The average Washington driver pays roughly $265 a year in gas tax, but if the pay-by-mile is passed, you’ll pay around $350 yearly instead.
Right now, there are 5.8 million licensed drivers in the state of Washington. Most of them pay a 49-cent tax on every gallon of gas they buy.
“The gas tax is currently the largest single source of revenue for the state,” State Representative Jake Fey said.
That money goes to building and repairing all state roads, but lawmakers say with the increase in electric and more fuel-efficient cars, the gas tax is outdated.
“Our transportation system is in need of adequate revenues, and also infrastructure becomes more expensive to build or maintain,” Fey said.
To tackle the decline, Rep. Fey is proposing a pay-by-mile initiative in an attempt to tax everyone the same.
“This is trying to get everybody onto a similar place where everybody is paying close to the same amount of money for every mile they drive on the system,” Fey said.
In the new plan, Washingtonians would be charged 2.6 cents for every mile driven.
The average American drives about 13,476 miles every year on average. When you take that number of miles driven per year and break that down, drivers could pay about $90 more per year on a pay-by-mile plan.

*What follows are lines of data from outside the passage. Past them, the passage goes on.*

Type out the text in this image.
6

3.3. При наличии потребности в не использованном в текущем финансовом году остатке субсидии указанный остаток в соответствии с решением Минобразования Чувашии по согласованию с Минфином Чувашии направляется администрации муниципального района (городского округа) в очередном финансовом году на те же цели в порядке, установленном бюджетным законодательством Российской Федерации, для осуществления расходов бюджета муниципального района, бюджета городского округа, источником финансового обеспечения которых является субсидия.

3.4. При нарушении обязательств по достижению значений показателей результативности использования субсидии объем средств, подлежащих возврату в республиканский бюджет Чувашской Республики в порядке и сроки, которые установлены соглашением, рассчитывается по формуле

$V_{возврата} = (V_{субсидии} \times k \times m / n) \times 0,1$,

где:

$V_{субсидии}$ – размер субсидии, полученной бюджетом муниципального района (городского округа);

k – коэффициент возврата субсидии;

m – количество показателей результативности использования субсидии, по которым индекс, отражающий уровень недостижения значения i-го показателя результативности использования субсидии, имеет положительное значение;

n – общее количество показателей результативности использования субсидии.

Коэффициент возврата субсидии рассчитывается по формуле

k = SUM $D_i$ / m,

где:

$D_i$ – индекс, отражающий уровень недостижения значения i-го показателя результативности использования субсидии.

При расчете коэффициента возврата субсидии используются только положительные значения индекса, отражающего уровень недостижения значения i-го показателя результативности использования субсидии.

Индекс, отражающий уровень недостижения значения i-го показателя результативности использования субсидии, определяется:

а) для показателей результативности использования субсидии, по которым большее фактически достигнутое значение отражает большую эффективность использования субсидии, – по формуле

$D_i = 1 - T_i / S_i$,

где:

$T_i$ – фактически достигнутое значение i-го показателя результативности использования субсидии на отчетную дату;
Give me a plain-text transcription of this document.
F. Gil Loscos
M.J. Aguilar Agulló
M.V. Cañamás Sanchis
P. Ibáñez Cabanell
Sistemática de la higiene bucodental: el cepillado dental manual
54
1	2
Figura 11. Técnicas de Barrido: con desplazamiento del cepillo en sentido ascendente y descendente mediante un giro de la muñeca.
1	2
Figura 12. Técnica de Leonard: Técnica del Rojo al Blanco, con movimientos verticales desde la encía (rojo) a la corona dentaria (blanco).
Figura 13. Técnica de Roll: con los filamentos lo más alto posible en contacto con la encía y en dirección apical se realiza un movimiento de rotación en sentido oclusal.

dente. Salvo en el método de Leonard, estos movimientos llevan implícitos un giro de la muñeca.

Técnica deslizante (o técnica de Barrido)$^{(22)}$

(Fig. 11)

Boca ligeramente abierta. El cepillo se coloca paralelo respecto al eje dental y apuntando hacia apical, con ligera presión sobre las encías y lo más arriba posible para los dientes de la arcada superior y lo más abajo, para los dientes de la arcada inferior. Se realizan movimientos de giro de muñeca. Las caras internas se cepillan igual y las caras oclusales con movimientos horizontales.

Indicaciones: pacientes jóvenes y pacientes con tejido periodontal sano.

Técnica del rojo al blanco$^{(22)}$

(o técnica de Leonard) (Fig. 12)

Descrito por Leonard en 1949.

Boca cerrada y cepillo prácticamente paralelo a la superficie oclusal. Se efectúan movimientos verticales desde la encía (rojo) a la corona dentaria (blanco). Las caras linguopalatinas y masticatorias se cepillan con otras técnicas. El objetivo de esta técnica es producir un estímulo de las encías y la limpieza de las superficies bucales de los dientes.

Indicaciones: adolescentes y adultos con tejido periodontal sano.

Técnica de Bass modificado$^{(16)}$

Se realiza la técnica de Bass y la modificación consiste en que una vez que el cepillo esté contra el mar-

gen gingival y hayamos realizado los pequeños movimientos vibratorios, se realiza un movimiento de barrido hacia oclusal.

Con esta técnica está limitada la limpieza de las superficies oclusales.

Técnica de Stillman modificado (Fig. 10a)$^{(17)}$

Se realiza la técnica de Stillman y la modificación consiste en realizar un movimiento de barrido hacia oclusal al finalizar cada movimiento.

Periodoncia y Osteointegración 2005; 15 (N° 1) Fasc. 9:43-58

Drivers like James Connerly tell us they don’t think this is fair.
“Well I’m not in favor of changing the system as it is now, that’s the bottom line,” Connerly said.
If the bill is passed, pay-by-mile won’t be implemented for everyone until 2031.
Washington isn’t the only state trying this plan. Oregon, Utah, Virginia, and Hawaii already have some form of pay-by-mile implemented, but Washington’s proposal has the highest rate.